Can the Jay Slone era of Streator football get off to a fast start?
Being a member of the Illinois Central Eight Conference means perennial playoff qualifiers Coal City, Wilmington and Peotone automatically fill up a third of your regular-season schedule. And with last-place Lisle not fielding a varsity team and Streator replacing them with another powerhouse – old NCIC rival Dixon – the Bulldogs’ schedule grew a bit more difficult.
There is, however, what looks to be an opportunity for Streator and new head coach Jay Slone to get off to a solid start the first three weeks of 2025, as all three of the Bulldogs’ opponents in the opening third of the season – Decatur Eisenhower, Ottawa and Reed-Custer – are coming off 1-8 seasons in 2024. Last year’s Bulldogs went 2-1 against the three, beating Eisenhower and Reed-Custer but losing to Ottawa for the Pirates’ lone win of the season.

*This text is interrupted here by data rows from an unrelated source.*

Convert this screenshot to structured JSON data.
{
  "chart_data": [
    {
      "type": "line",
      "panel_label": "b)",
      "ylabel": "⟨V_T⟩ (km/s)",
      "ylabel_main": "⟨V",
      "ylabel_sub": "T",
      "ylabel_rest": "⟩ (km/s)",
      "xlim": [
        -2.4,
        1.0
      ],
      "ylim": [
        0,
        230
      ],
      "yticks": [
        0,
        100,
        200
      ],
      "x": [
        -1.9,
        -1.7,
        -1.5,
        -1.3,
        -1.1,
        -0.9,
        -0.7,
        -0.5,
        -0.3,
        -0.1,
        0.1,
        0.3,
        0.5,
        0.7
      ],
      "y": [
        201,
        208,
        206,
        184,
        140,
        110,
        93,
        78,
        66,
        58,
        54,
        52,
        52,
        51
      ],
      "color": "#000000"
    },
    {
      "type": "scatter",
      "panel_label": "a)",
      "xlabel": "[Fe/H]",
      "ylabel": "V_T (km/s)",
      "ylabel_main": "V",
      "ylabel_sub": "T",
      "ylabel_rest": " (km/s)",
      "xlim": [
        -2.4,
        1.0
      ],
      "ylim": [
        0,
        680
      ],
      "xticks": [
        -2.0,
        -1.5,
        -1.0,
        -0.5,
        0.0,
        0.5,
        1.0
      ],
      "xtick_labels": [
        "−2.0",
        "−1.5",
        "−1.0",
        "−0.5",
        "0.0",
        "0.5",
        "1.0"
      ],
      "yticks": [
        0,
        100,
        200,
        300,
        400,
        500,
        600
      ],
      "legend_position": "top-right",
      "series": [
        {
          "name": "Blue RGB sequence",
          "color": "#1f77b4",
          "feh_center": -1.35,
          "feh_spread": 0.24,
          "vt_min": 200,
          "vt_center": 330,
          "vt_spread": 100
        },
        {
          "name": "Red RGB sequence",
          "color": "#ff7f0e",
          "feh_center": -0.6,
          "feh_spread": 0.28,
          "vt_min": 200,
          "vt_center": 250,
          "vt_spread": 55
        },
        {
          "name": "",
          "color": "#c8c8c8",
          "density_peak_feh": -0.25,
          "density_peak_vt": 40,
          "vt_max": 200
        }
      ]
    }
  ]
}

Is this the year Seneca breaks through to the state semifinals, and maybe beyond?
Since the home stretch of the 2021 season, head coach Terry Maxwell and his staff have built the Fighting Irish into one of the state’s powerhouse Class 2A/3A programs. That includes a 26-1 regular-season record over the past three seasons and at least one playoff victory each year.
What it does not include, however, is a berth in a state championship game, or for that matter, a state semifinal. In 2024, a 21-14 second-round loss to Bismarck-Henning-Rossville-Alvin ended the Irish’s run in 2A. In 2023, it was a 20-14 quarterfinal loss in overtime to eventual 2A state champion Wilmington in the only close game the Wildcats played all postseason. And in 2022 in the 3A bracket, Seneca fell 56-21 to eventual state semifinalist Byron.
There’s every reason to suspect Seneca will be back in the state-title picture in 2025, perhaps even playing Thanksgiving weekend.
Whose season will be worthy of being named the 2025 Times Football Player of the Year?
The reigning Times Football Player of the Year, Seneca fullback Brody Rademacher, will be at Wartburg College. It was the third consecutive season a Fighting Irish standout won the honor, with lineman Chris Peura claiming the honor in 2023 and QB/DB Nathan Grant winning it in 2022.
With multiple Times All-Area Football first-team selections back for their senior seasons this fall – namely Sandwich RB/LB Jeffrey Ashley and RB/DB Nick Michalek; Marquette RB/LB Grant Dose; Streator OL/LB Cole Winterrowd; FCW RB/LB Leelynd Durbin; Ottawa OL/DL Cooper Smith; and Seneca OL/DL Zeb Maxwell and RB/DB Gunner Varland – plus a baker’s dozen of returners from our second team, the honor is there for the taking, starting when the season opens Aug. 29.